Quais as causas da guerra e da violência?

“Muitas guerras surgem por causa de ódios duradouros entre povos, por ideologias, ou por ganância de poder ou de riqueza de indivíduos ou de grupos. Para alguns, a motivação para a guerra e para o poder é também o desespero, quando, por exemplo, não têm voz politicamente, quando sofrem de fome, de pobreza, de opressão ou outras injustiças. Onde poucos ricos vivem à custa de muitos pobres, esta desigualdade provoca frequentemente surtos de violência” (DOCAT, 284).

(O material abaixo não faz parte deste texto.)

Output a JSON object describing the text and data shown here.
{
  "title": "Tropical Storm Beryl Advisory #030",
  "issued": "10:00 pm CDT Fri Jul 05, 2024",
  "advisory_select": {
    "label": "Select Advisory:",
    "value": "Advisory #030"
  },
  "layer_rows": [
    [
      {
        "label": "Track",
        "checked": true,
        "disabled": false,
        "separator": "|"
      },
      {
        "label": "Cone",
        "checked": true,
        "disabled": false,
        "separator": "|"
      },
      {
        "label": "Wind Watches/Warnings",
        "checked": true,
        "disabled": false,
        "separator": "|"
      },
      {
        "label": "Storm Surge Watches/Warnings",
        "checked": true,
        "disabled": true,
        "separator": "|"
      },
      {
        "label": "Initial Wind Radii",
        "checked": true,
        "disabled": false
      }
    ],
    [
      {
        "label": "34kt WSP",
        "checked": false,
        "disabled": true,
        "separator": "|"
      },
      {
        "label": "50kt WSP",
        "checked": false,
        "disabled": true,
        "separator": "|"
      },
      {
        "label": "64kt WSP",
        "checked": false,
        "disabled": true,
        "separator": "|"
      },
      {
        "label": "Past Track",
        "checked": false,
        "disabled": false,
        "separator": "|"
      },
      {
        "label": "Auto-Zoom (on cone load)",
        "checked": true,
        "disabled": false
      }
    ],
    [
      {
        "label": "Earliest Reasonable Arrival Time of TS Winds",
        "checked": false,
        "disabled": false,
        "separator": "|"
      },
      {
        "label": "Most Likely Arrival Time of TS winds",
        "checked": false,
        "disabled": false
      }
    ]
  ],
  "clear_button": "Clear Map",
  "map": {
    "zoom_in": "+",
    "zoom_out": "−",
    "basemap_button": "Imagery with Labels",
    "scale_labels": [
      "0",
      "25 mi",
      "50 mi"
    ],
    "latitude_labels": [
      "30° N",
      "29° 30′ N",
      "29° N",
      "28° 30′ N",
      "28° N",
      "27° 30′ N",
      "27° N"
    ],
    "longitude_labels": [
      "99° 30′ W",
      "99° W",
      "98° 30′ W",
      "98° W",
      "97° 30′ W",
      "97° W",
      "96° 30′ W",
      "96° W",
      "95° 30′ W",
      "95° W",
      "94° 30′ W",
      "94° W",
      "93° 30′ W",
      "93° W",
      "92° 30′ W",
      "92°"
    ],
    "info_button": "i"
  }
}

Apesar destas questões, vale sempre lembrar que a injustiça não se vence com violência. Tampouco a violência se vence com a violência, pois, segundo Papa Francisco “a violência só se vence com a paz”.

Neste mês, a campanha Eu sou o Brasil Ético fala sobre segurança. Mas que tal, ao invés de pensarmos políticas públicas contra a violência, passarmos a também em maneiras de prevenir a violência? Para isso, a Igreja nos aconselha abaixo.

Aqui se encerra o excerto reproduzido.